前兩篇的 vertex-/edge-centric BFS 每個 level 都會對「全部 vertex 或 edge」啟動 thread，浪費大量無用工作。本篇用 frontier (邊界佇列) 只啟動處理「上一層真正活躍 vertex」的 thread，再用 privatization 把 frontier 搬到 shared memory 降低 atomic 競爭，最後處理 launch overhead 與 load balance。

最佳化	解決的問題	核心機制	代價 / 限制
Frontier (15.5)	全圖掃描、冗餘 thread	`prevFrontier`/`currFrontier` 佇列；`atomicCAS` 防重複入隊	atomic 長延遲；`atomicAdd` 對共用 counter 高度競爭
Privatization (15.6)	全域 frontier counter 競爭過高	每個 block 在 shared memory 維護 local frontier，結束時合併到 global	local frontier 容量有限，溢位需 fallback；需 `__syncthreads()`
Reducing launch overhead (15.7)	小 frontier 的 kernel 啟動成本 > 平行收益	單一 block kernel 用 `__syncthreads()` 連跑多個 level	受限於單 block 容量，溢位即返回 host
Load balancing (15.7)	高 variance degree (celebrity vertex)	依 degree 分 bucket：small→thread / medium→warp / large→block	需排序/分桶前處理

Important

Frontier 的本質：把「對所有 vertex 做相關性檢查」轉成「只列舉上一層產生的活躍 vertex」。
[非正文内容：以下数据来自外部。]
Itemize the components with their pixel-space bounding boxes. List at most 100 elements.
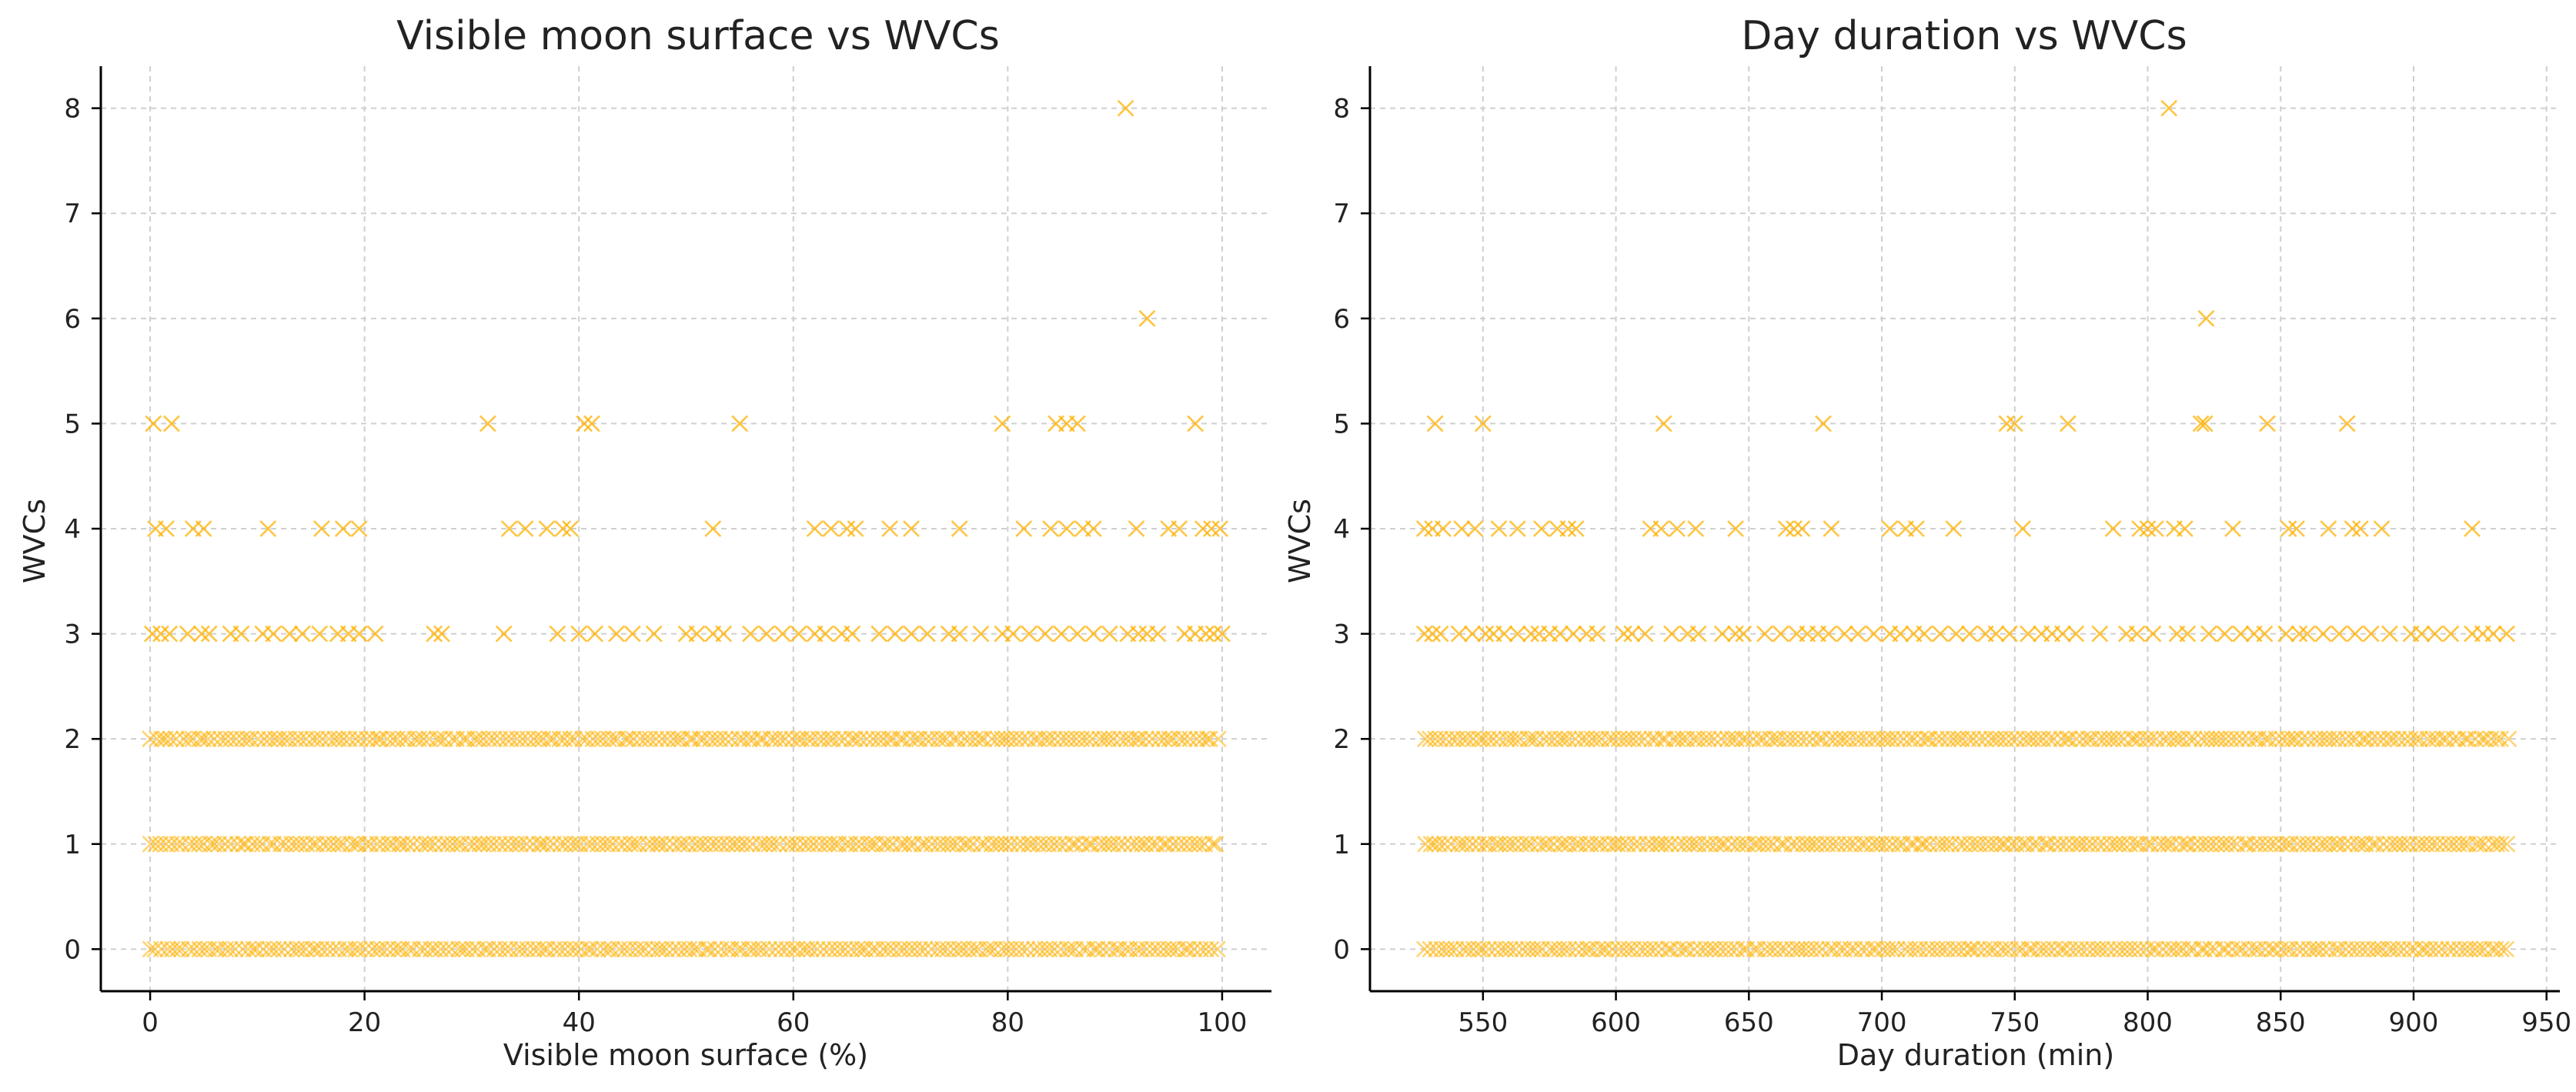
scatter-point bbox=[1449, 835, 1467, 853]
scatter-point bbox=[412, 835, 429, 853]
scatter-point bbox=[754, 730, 772, 748]
scatter-point bbox=[1911, 940, 1929, 958]
scatter-point bbox=[1945, 520, 1963, 537]
scatter-point bbox=[2181, 730, 2198, 748]
scatter-point bbox=[848, 940, 866, 958]
scatter-point bbox=[1883, 940, 1901, 958]
x-tick-label: 650 bbox=[1724, 1007, 1774, 1038]
scatter-point bbox=[276, 940, 293, 958]
scatter-point bbox=[2083, 730, 2100, 748]
scatter-point bbox=[2433, 940, 2451, 958]
scatter-point bbox=[2298, 625, 2316, 643]
scatter-point bbox=[479, 415, 496, 432]
scatter-point bbox=[1209, 730, 1227, 748]
scatter-point bbox=[1906, 730, 1923, 748]
scatter-point bbox=[731, 415, 749, 432]
scatter-point bbox=[1820, 625, 1837, 643]
scatter-point bbox=[179, 625, 196, 643]
scatter-point bbox=[428, 730, 446, 748]
scatter-point bbox=[1432, 730, 1449, 748]
scatter-point bbox=[1814, 730, 1831, 748]
scatter-point bbox=[372, 730, 389, 748]
scatter-point bbox=[2008, 730, 2026, 748]
scatter-point bbox=[496, 940, 514, 958]
scatter-point bbox=[2442, 625, 2460, 643]
chart-visible-moon-surface: Visible moon surface vs WVCs Visible moo… bbox=[18, 13, 1271, 1072]
scatter-point bbox=[2250, 940, 2267, 958]
scatter-point bbox=[2216, 625, 2234, 643]
scatter-point bbox=[1117, 99, 1134, 117]
scatter-point bbox=[2476, 730, 2494, 748]
scatter-point bbox=[851, 730, 869, 748]
scatter-point bbox=[1084, 520, 1102, 537]
scatter-point bbox=[2299, 835, 2317, 853]
scatter-point bbox=[1792, 730, 1809, 748]
scatter-point bbox=[773, 625, 791, 643]
scatter-point bbox=[1933, 730, 1950, 748]
scatter-point bbox=[929, 730, 947, 748]
scatter-point bbox=[1532, 520, 1550, 537]
scatter-point bbox=[2045, 730, 2063, 748]
scatter-point bbox=[657, 835, 675, 853]
scatter-point bbox=[2367, 835, 2385, 853]
scatter-point bbox=[173, 835, 191, 853]
scatter-point bbox=[1969, 940, 1986, 958]
scatter-point bbox=[415, 730, 433, 748]
scatter-point bbox=[2314, 625, 2332, 643]
scatter-point bbox=[1474, 940, 1492, 958]
scatter-point bbox=[2052, 835, 2070, 853]
scatter-point bbox=[334, 835, 352, 853]
scatter-point bbox=[1881, 520, 1899, 537]
scatter-point bbox=[1083, 835, 1101, 853]
scatter-point bbox=[1716, 835, 1733, 853]
scatter-point bbox=[1078, 730, 1096, 748]
scatter-point bbox=[1662, 835, 1680, 853]
scatter-point bbox=[1892, 625, 1909, 643]
y-tick-label: 4 bbox=[64, 514, 81, 545]
scatter-point bbox=[2197, 309, 2215, 327]
scatter-point bbox=[466, 730, 483, 748]
scatter-point bbox=[2104, 520, 2122, 537]
scatter-point bbox=[2493, 940, 2510, 958]
scatter-point bbox=[2025, 835, 2043, 853]
x-tick-label: 750 bbox=[1990, 1007, 2040, 1038]
y-tick-label: 1 bbox=[1333, 830, 1350, 860]
scatter-point bbox=[1519, 730, 1537, 748]
scatter-point bbox=[2090, 835, 2107, 853]
scatter-point bbox=[894, 730, 912, 748]
scatter-point bbox=[1824, 835, 1842, 853]
scatter-point bbox=[1466, 520, 1484, 537]
scatter-point bbox=[1013, 940, 1031, 958]
scatter-point bbox=[966, 940, 983, 958]
scatter-point bbox=[433, 625, 450, 643]
scatter-point bbox=[1560, 730, 1578, 748]
scatter-point bbox=[1913, 835, 1930, 853]
scatter-point bbox=[1592, 835, 1610, 853]
scatter-point bbox=[2305, 940, 2323, 958]
scatter-point bbox=[1502, 940, 1519, 958]
scatter-point bbox=[1523, 730, 1541, 748]
scatter-point bbox=[1506, 730, 1524, 748]
scatter-point bbox=[605, 730, 623, 748]
scatter-point bbox=[1889, 940, 1906, 958]
scatter-point bbox=[1727, 625, 1744, 643]
scatter-point bbox=[1037, 625, 1054, 643]
scatter-point bbox=[2059, 415, 2077, 432]
scatter-point bbox=[1204, 835, 1221, 853]
scatter-point bbox=[1185, 940, 1203, 958]
scatter-point bbox=[1464, 625, 1481, 643]
scatter-point bbox=[1068, 415, 1086, 432]
scatter-point bbox=[1164, 940, 1182, 958]
scatter-point bbox=[1665, 730, 1682, 748]
scatter-point bbox=[2354, 730, 2372, 748]
scatter-point bbox=[949, 730, 967, 748]
scatter-point bbox=[1567, 520, 1585, 537]
scatter-point bbox=[742, 625, 759, 643]
scatter-point bbox=[148, 730, 165, 748]
scatter-point bbox=[202, 835, 219, 853]
scatter-point bbox=[1191, 835, 1208, 853]
scatter-point bbox=[265, 835, 282, 853]
scatter-point bbox=[2040, 835, 2057, 853]
scatter-point bbox=[2349, 835, 2367, 853]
這是把 input-centric 重新映射為 work-centric 的典型手法。

Frontier (Improving Efficiency with Frontiers)

動機

無 frontier 版本：每個 level 都對所有 vertex (push) 或所有 edge (edge-centric) 啟動 thread，多數 thread 只發現「我不相關」就結束 → 大量 wasted work。
Frontier 版本：上一層的 thread 協作建立 frontier，記錄它們新訪問到的 vertex；下一層只對 frontier 內的 vertex 啟動 thread (Luo et al., 2010)。

無 frontier (push)           有 frontier (push)
所有 9 個 vertex 各 1 thread   只有 prevFrontier 內的 vertex
┌─┬─┬─┬─┬─┬─┬─┬─┬─┐          prevFrontier = [1, 2]
│0│1│2│3│4│5│6│7│8│          ┌─┬─┐
└─┴─┴─┴─┴─┴─┴─┴─┴─┘          │1│2│  ← 只啟動 2 個 thread
 只有 1,2 真正做事            └─┴─┘
 其餘 7 個白跑                 currFrontier ← 新訪問的鄰居

Kernel 程式碼 (Fig. 15.12)

__global__ void bfs_frontier_kernel(
        CSRGraph csrGraph, unsigned int* level,
        unsigned int* prevFrontier, unsigned int* currFrontier,
        unsigned int numPrevFrontier, unsigned int* numCurrFrontier,
        unsigned int currLevel) {
    unsigned int i = blockIdx.x * blockDim.x + threadIdx.x;
    if (i < numPrevFrontier) {                          // 只 launch 上層 frontier 大小
        unsigned int vertex = prevFrontier[i];          // 取出要處理的 vertex
        for (unsigned int edge = csrGraph.srcPtrs[vertex];
             edge < csrGraph.srcPtrs[vertex + 1]; ++edge) {
            unsigned int neighbor = csrGraph.dst[edge];
            // 一次原子完成「檢查未訪問 + 標記」
            if (atomicCAS(&level[neighbor], UINT_MAX, currLevel) == UINT_MAX) {
                unsigned int idx = atomicAdd(numCurrFrontier, 1);  // 取得入隊位置
                currFrontier[idx] = neighbor;                       // 寫入 currFrontier
            }
        }
    }
}

Note

不再需要 newVertexVisited flag。Host 端改以「numCurrFrontier == 0」判斷 BFS 結束。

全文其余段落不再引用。